Whether it’s for work, life, cultural visits, recreation or education, we often hop between the city and the countryside.
While people are moving, commuting for work or school, buying their groceries at a farm shop, spending their holiday or walking a klompenpad (a scenic route), money, goods, services, information, and knowledge are also flowing back and forth.
In addition, cities and countryside are physically getting closer as a result of urban growth and rural urbanisation. “All together this changes the way people distinguish between, and think about, the city and countryside,” says Jessica Duncan, rural sociologist at Wageningen University & Research (WUR). What doesn't change is that we have trouble thinking about one, without relating it to the other. As if we need the idea of the countryside as an opposite, and vice versa.
The policies of governments and organisations however insufficiently recognize the links between urban, peri-urban and rural areas. Policy tends to focus either on cities or the countryside. This in turn ignores many cultural, economic and environmental opportunities. Thinking in terms of cohesion and mutual dependence, and the integration of policies, can strengthen local communities.
Wageningen is leading a large European research project called Robust, which aims at joint sustainable urban and rural development. The researchers first survey the interactions and dependency relations between cities and the countryside. Next, they consider how policies can become more coherent. "So we will be looking at what distinguishes the cities and the countryside, what the common interests are, where the tensions are and whether there are trade-offs," explains Duncan, who is involved in the project.

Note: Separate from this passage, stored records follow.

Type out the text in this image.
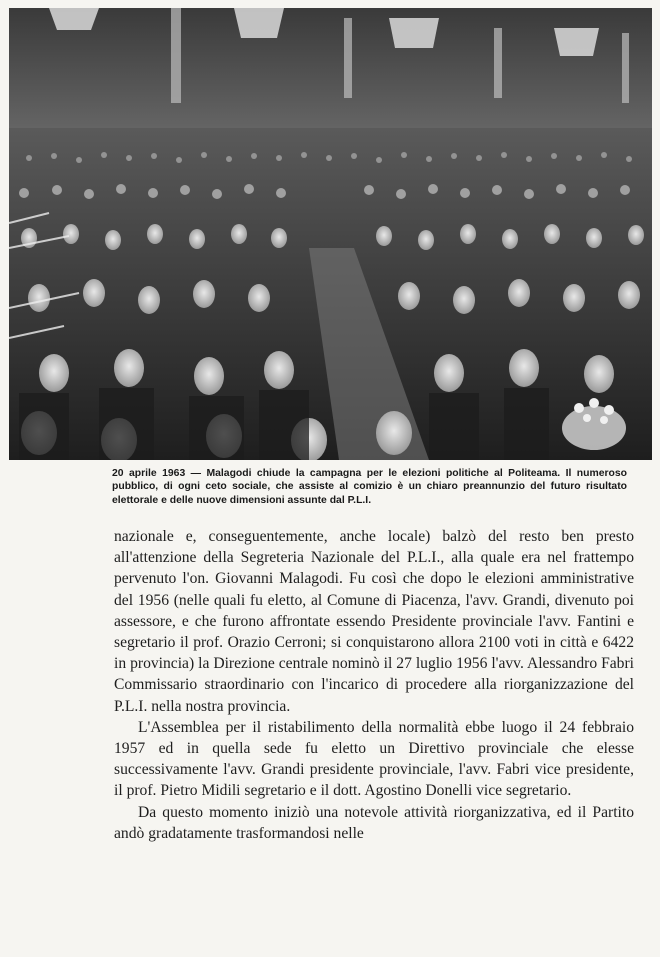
20 aprile 1963 — Malagodi chiude la campagna per le elezioni politiche al Politeama. Il numeroso pubblico, di ogni ceto sociale, che assiste al comizio è un chiaro preannunzio del futuro risultato elettorale e delle nuove dimensioni assunte dal P.L.I.

nazionale e, conseguentemente, anche locale) balzò del resto ben presto all'attenzione della Segreteria Nazionale del P.L.I., alla quale era nel frattempo pervenuto l'on. Giovanni Malagodi. Fu così che dopo le elezioni amministrative del 1956 (nelle quali fu eletto, al Comune di Piacenza, l'avv. Grandi, divenuto poi assessore, e che furono affrontate essendo Presidente provinciale l'avv. Fantini e segretario il prof. Orazio Cerroni; si conquistarono allora 2100 voti in città e 6422 in provincia) la Direzione centrale nominò il 27 luglio 1956 l'avv. Alessandro Fabri Commissario straordinario con l'incarico di procedere alla riorganizzazione del P.L.I. nella nostra provincia.

L'Assemblea per il ristabilimento della normalità ebbe luogo il 24 febbraio 1957 ed in quella sede fu eletto un Direttivo provinciale che elesse successivamente l'avv. Grandi presidente provinciale, l'avv. Fabri vice presidente, il prof. Pietro Midili segretario e il dott. Agostino Donelli vice segretario.

Da questo momento iniziò una notevole attività riorganizzativa, ed il Partito andò gradatamente trasformandosi nelle
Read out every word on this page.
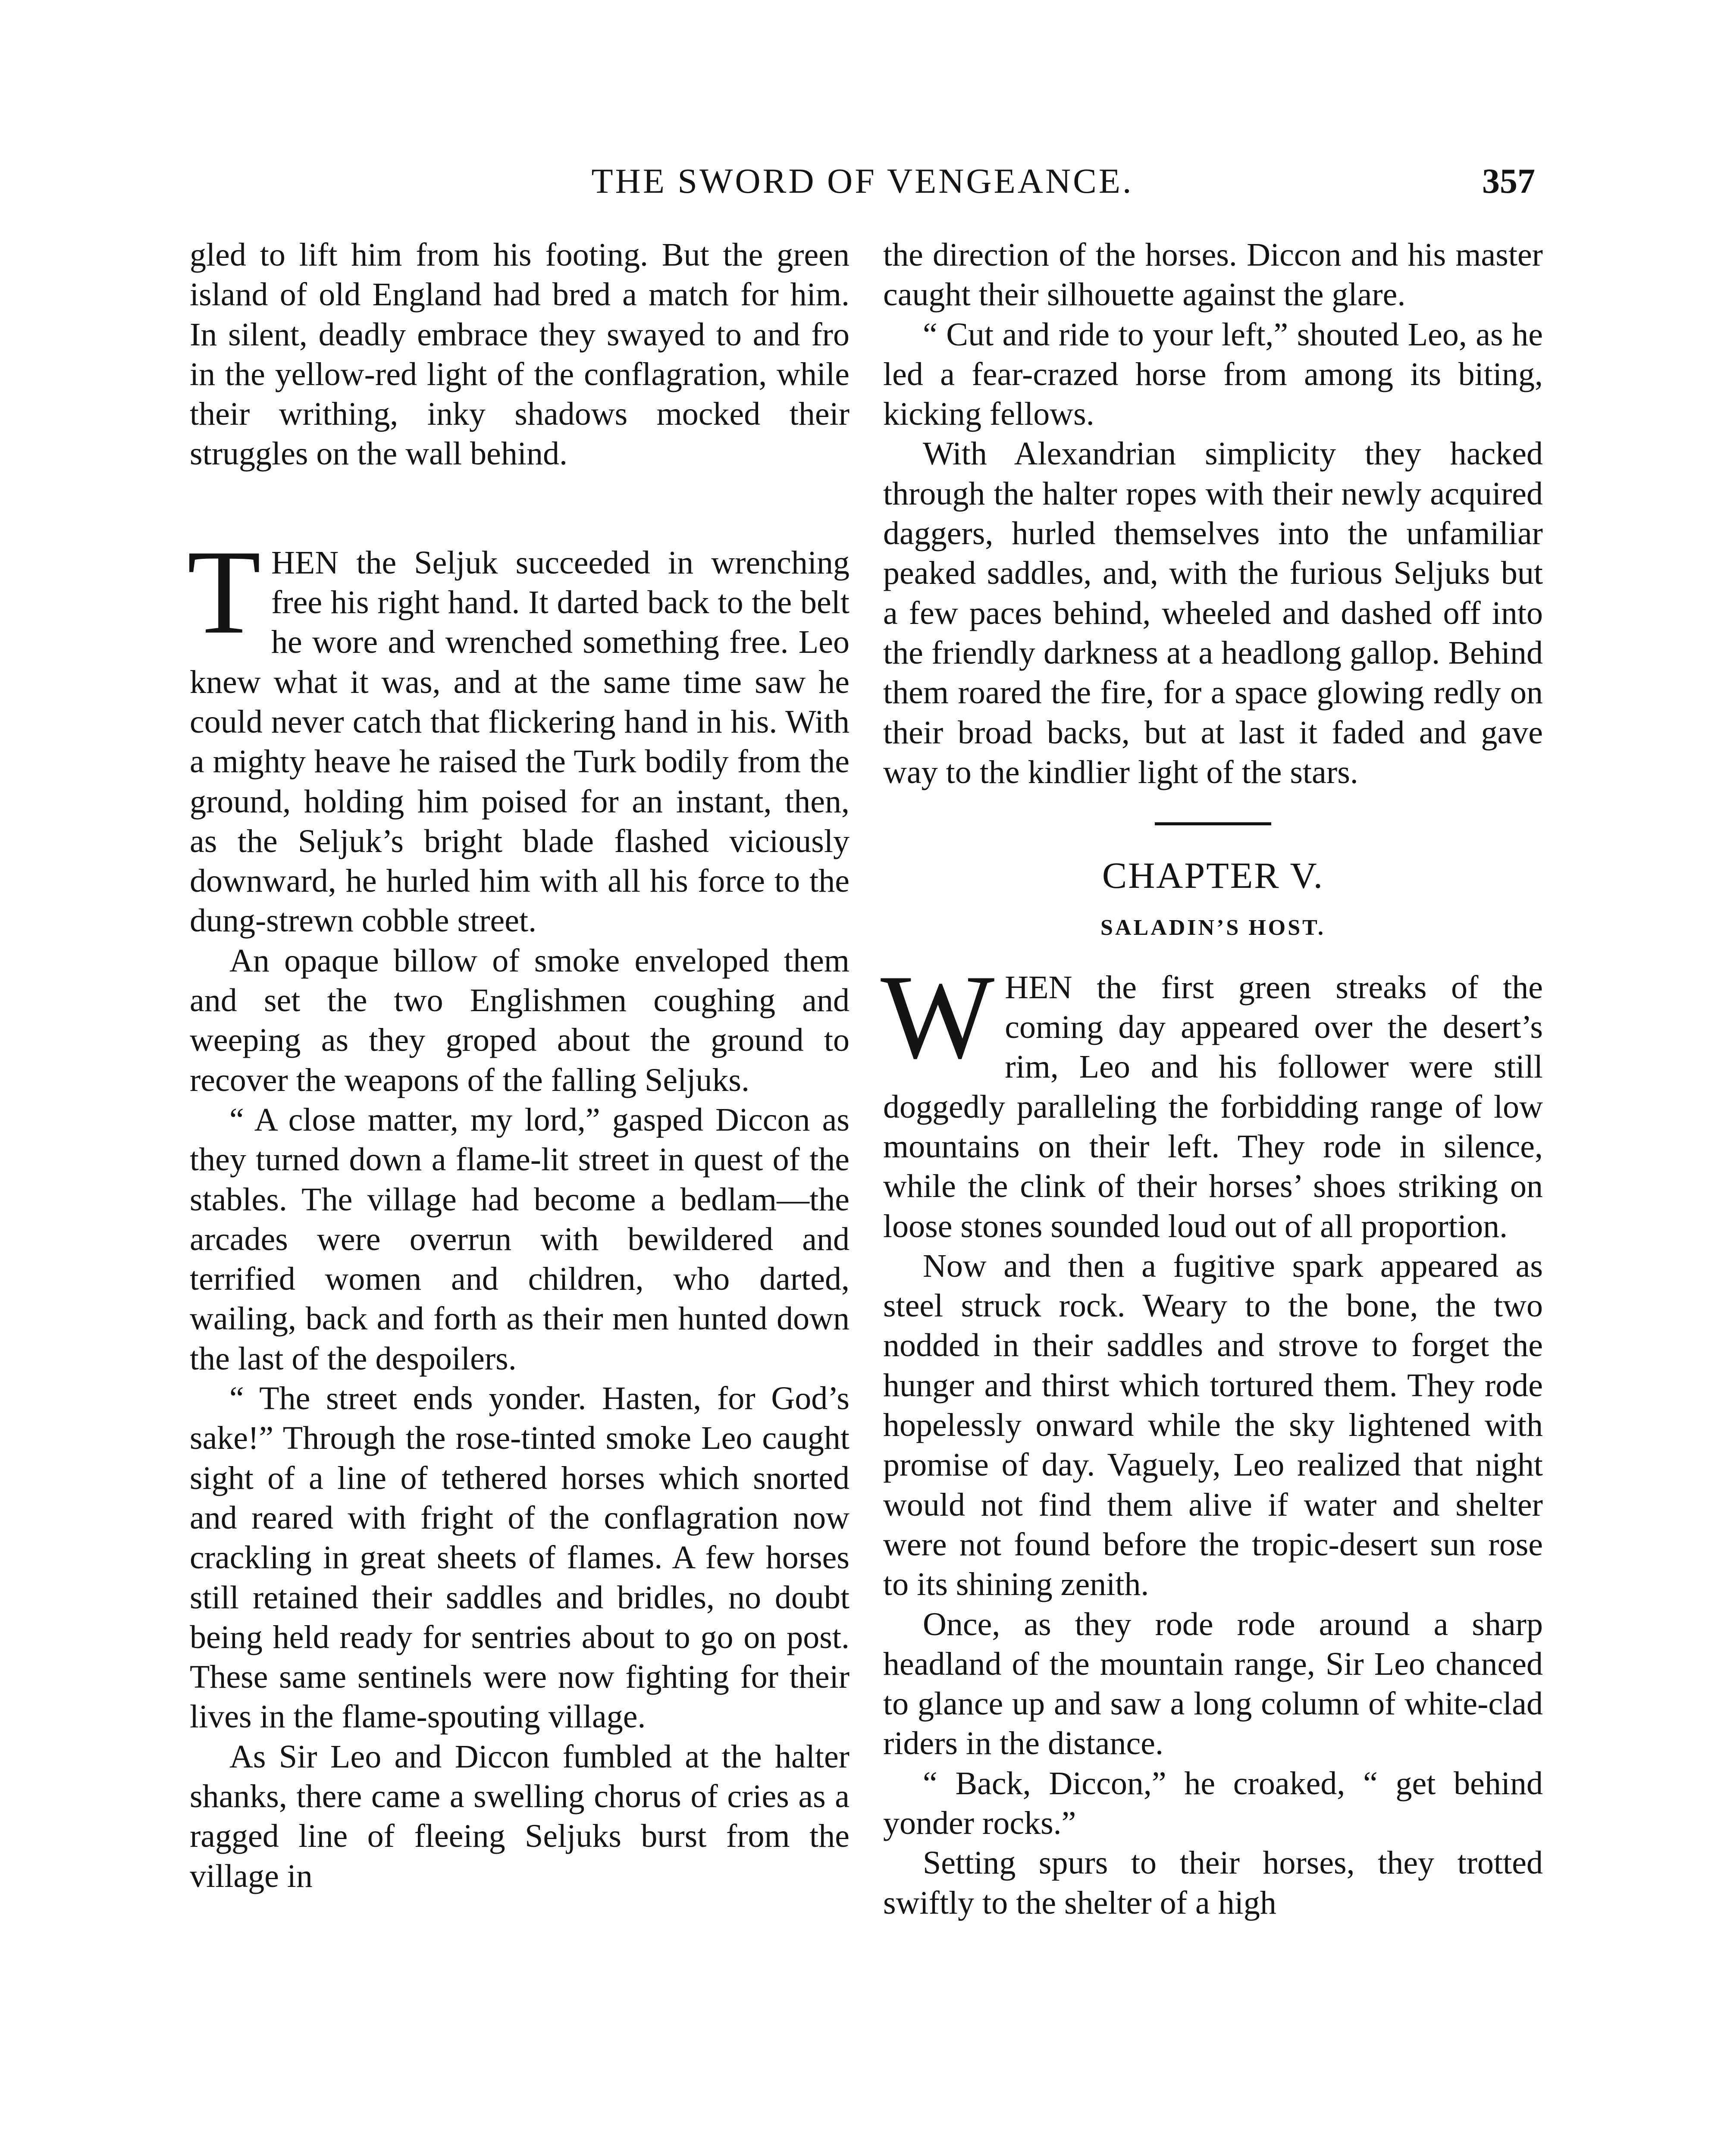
THE SWORD OF VENGEANCE.	357

gled to lift him from his footing. But the green island of old England had bred a match for him. In silent, deadly embrace they swayed to and fro in the yellow-red light of the conflagration, while their writhing, inky shadows mocked their struggles on the wall behind.

THEN the Seljuk succeeded in wrenching free his right hand. It darted back to the belt he wore and wrenched something free. Leo knew what it was, and at the same time saw he could never catch that flickering hand in his. With a mighty heave he raised the Turk bodily from the ground, holding him poised for an instant, then, as the Seljuk’s bright blade flashed viciously downward, he hurled him with all his force to the dung-strewn cobble street.

An opaque billow of smoke enveloped them and set the two Englishmen coughing and weeping as they groped about the ground to recover the weapons of the falling Seljuks.

“ A close matter, my lord,” gasped Diccon as they turned down a flame-lit street in quest of the stables. The village had become a bedlam—the arcades were overrun with bewildered and terrified women and children, who darted, wailing, back and forth as their men hunted down the last of the despoilers.

“ The street ends yonder. Hasten, for God’s sake!” Through the rose-tinted smoke Leo caught sight of a line of tethered horses which snorted and reared with fright of the conflagration now crackling in great sheets of flames. A few horses still retained their saddles and bridles, no doubt being held ready for sentries about to go on post. These same sentinels were now fighting for their lives in the flame-spouting village.

As Sir Leo and Diccon fumbled at the halter shanks, there came a swelling chorus of cries as a ragged line of fleeing Seljuks burst from the village in

the direction of the horses. Diccon and his master caught their silhouette against the glare.

“ Cut and ride to your left,” shouted Leo, as he led a fear-crazed horse from among its biting, kicking fellows.

With Alexandrian simplicity they hacked through the halter ropes with their newly acquired daggers, hurled themselves into the unfamiliar peaked saddles, and, with the furious Seljuks but a few paces behind, wheeled and dashed off into the friendly darkness at a headlong gallop. Behind them roared the fire, for a space glowing redly on their broad backs, but at last it faded and gave way to the kindlier light of the stars.

CHAPTER V.
SALADIN’S HOST.

WHEN the first green streaks of the coming day appeared over the desert’s rim, Leo and his follower were still doggedly paralleling the forbidding range of low mountains on their left. They rode in silence, while the clink of their horses’ shoes striking on loose stones sounded loud out of all proportion.

Now and then a fugitive spark appeared as steel struck rock. Weary to the bone, the two nodded in their saddles and strove to forget the hunger and thirst which tortured them. They rode hopelessly onward while the sky lightened with promise of day. Vaguely, Leo realized that night would not find them alive if water and shelter were not found before the tropic-desert sun rose to its shining zenith.

Once, as they rode rode around a sharp headland of the mountain range, Sir Leo chanced to glance up and saw a long column of white-clad riders in the distance.

“ Back, Diccon,” he croaked, “ get behind yonder rocks.”

Setting spurs to their horses, they trotted swiftly to the shelter of a high
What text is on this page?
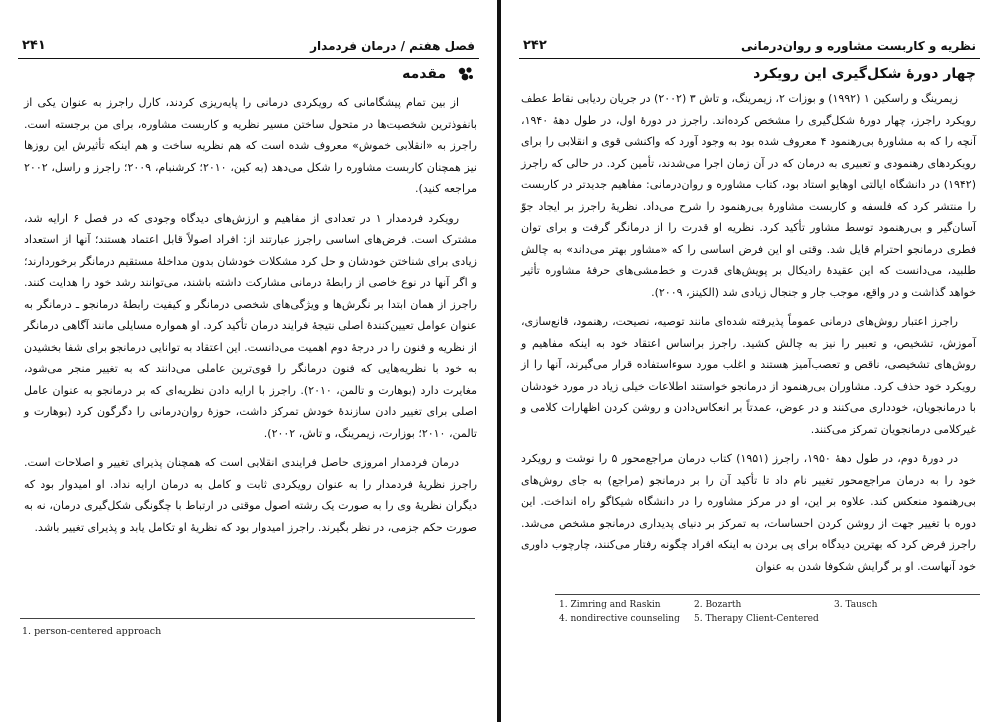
فصل هفتم / درمان فردمدار
۲۴۱
مقدمه

از بین تمام پیشگامانی که رویکردی درمانی را پایه‌ریزی کردند، کارل راجرز به عنوان یکی از بانفوذترین شخصیت‌ها در متحول ساختن مسیر نظریه و کاربست مشاوره، برای من برجسته است. راجرز به «انقلابی خموش» معروف شده است که هم نظریه ساخت و هم اینکه تأثیرش این روزها نیز همچنان کاربست مشاوره را شکل می‌دهد (به کین، ۲۰۱۰؛ کرشنبام، ۲۰۰۹؛ راجرز و راسل، ۲۰۰۲ مراجعه کنید).

رویکرد فردمدار ۱ در تعدادی از مفاهیم و ارزش‌های دیدگاه وجودی که در فصل ۶ ارایه شد، مشترک است. فرض‌های اساسی راجرز عبارتند از: افراد اصولاً قابل اعتماد هستند؛ آنها از استعداد زیادی برای شناختن خودشان و حل کرد مشکلات خودشان بدون مداخلهٔ مستقیم درمانگر برخوردارند؛ و اگر آنها در نوع خاصی از رابطهٔ درمانی مشارکت داشته باشند، می‌توانند رشد خود را هدایت کنند. راجرز از همان ابتدا بر نگرش‌ها و ویژگی‌های شخصی درمانگر و کیفیت رابطهٔ درمانجو ـ درمانگر به عنوان عوامل تعیین‌کنندهٔ اصلی نتیجهٔ فرایند درمان تأکید کرد. او همواره مسایلی مانند آگاهی درمانگر از نظریه و فنون را در درجهٔ دوم اهمیت می‌دانست. این اعتقاد به توانایی درمانجو برای شفا بخشیدن به خود با نظریه‌هایی که فنون درمانگر را قوی‌ترین عاملی می‌دانند که به تغییر منجر می‌شود، مغایرت دارد (بوهارت و تالمن، ۲۰۱۰). راجرز با ارایه دادن نظریه‌ای که بر درمانجو به عنوان عامل اصلی برای تغییر دادن سازندهٔ خودش تمرکز داشت، حوزهٔ روان‌درمانی را دگرگون کرد (بوهارت و تالمن، ۲۰۱۰؛ بوزارت، زیمرینگ، و تاش، ۲۰۰۲).

درمان فردمدار امروزی حاصل فرایندی انقلابی است که همچنان پذیرای تغییر و اصلاحات است. راجرز نظریهٔ فردمدار را به عنوان رویکردی ثابت و کامل به درمان ارایه نداد. او امیدوار بود که دیگران نظریهٔ وی را به صورت یک رشته اصول موقتی در ارتباط با چگونگی شکل‌گیری درمان، نه به صورت حکم جزمی، در نظر بگیرند. راجرز امیدوار بود که نظریهٔ او تکامل یابد و پذیرای تغییر باشد.

1. person-centered approach
نظریه و کاربست مشاوره و روان‌درمانی
۲۴۲
چهار دورهٔ شکل‌گیری این رویکرد

زیمرینگ و راسکین ۱ (۱۹۹۲) و بوزات ۲، زیمرینگ، و تاش ۳ (۲۰۰۲) در جریان ردیابی نقاط عطف رویکرد راجرز، چهار دورهٔ شکل‌گیری را مشخص کرده‌اند. راجرز در دورهٔ اول، در طول دههٔ ۱۹۴۰، آنچه را که به مشاورهٔ بی‌رهنمود ۴ معروف شده بود به وجود آورد که واکنشی قوی و انقلابی را برای رویکردهای رهنمودی و تعبیری به درمان که در آن زمان اجرا می‌شدند، تأمین کرد. در حالی که راجرز (۱۹۴۲) در دانشگاه ایالتی اوهایو استاد بود، کتاب مشاوره و روان‌درمانی: مفاهیم جدیدتر در کاربست را منتشر کرد که فلسفه و کاربست مشاورهٔ بی‌رهنمود را شرح می‌داد. نظریهٔ راجرز بر ایجاد جوّ آسان‌گیر و بی‌رهنمود توسط مشاور تأکید کرد. نظریه او قدرت را از درمانگر گرفت و برای توان فطری درمانجو احترام قایل شد. وقتی او این فرض اساسی را که «مشاور بهتر می‌داند» به چالش طلبید، می‌دانست که این عقیدهٔ رادیکال بر پویش‌های قدرت و خط‌مشی‌های حرفهٔ مشاوره تأثیر خواهد گذاشت و در واقع، موجب جار و جنجال زیادی شد (الکینز، ۲۰۰۹).

راجرز اعتبار روش‌های درمانی عموماً پذیرفته شده‌ای مانند توصیه، نصیحت، رهنمود، قانع‌سازی، آموزش، تشخیص، و تعبیر را نیز به چالش کشید. راجرز براساس اعتقاد خود به اینکه مفاهیم و روش‌های تشخیصی، ناقص و تعصب‌آمیز هستند و اغلب مورد سوءاستفاده قرار می‌گیرند، آنها را از رویکرد خود حذف کرد. مشاوران بی‌رهنمود از درمانجو خواستند اطلاعات خیلی زیاد در مورد خودشان با درمانجویان، خودداری می‌کنند و در عوض، عمدتاً بر انعکاس‌دادن و روشن کردن اظهارات کلامی و غیرکلامی درمانجویان تمرکز می‌کنند.

در دورهٔ دوم، در طول دههٔ ۱۹۵۰، راجرز (۱۹۵۱) کتاب درمان مراجع‌محور ۵ را نوشت و رویکرد خود را به درمان مراجع‌محور تغییر نام داد تا تأکید آن را بر درمانجو (مراجع) به جای روش‌های بی‌رهنمود منعکس کند. علاوه بر این، او در مرکز مشاوره را در دانشگاه شیکاگو راه انداخت. این دوره با تغییر جهت از روشن کردن احساسات، به تمرکز بر دنیای پدیداری درمانجو مشخص می‌شد. راجرز فرض کرد که بهترین دیدگاه برای پی بردن به اینکه افراد چگونه رفتار می‌کنند، چارچوب داوری خود آنهاست. او بر گرایش شکوفا شدن به عنوان

1. Zimring and Raskin	2. Bozarth	3. Tausch
4. nondirective counseling	5. Therapy Client-Centered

"The city is often awarded a modern value, whereas the countryside is commonly seen as traditional,” Duncan continues. “But that distinction is no longer tenable. When the strong links between town and countryside are considered, society as a whole can benefit from decision making on for example cultural facilities, public transport, fibre-optic networks, food systems and tourism opportunities.”
The researchers want to provide concrete examples of place-based approaches that effectively identify synergies between rural and urban knowledge and resources. "This can enable people and policy makers to successfully influence their environment and make communities stronger," says Duncan.
This approach avoids a one-size fits all model while also recognizing that places are interconnected and boundaries are much more fluid than they appear on maps or by municipal borders. It also means regions are thought about as processes that are dynamic, as our communities are, rather than static. A key example of a place-based approaches is seen in local food policies.
In eleven European areas residents, local businesses, organisations and policy makers will jointly develop and test solutions in so-called Living Labs and Communities of Practice. More specifically they will focus on the interrelationships and dependence between urban and rural areas in the areas of businesses and labour markets, infrastructure and social services, sustainable food systems, cultural ties, and ecosystem services.
In the Netherlands the municipality of Ede is involved. Looking at its geographical size, Ede is one of the largest municipalities in the Netherlands. With the town of Ede at its core, this municipality contains a large rural area with several villages and neighbourhoods.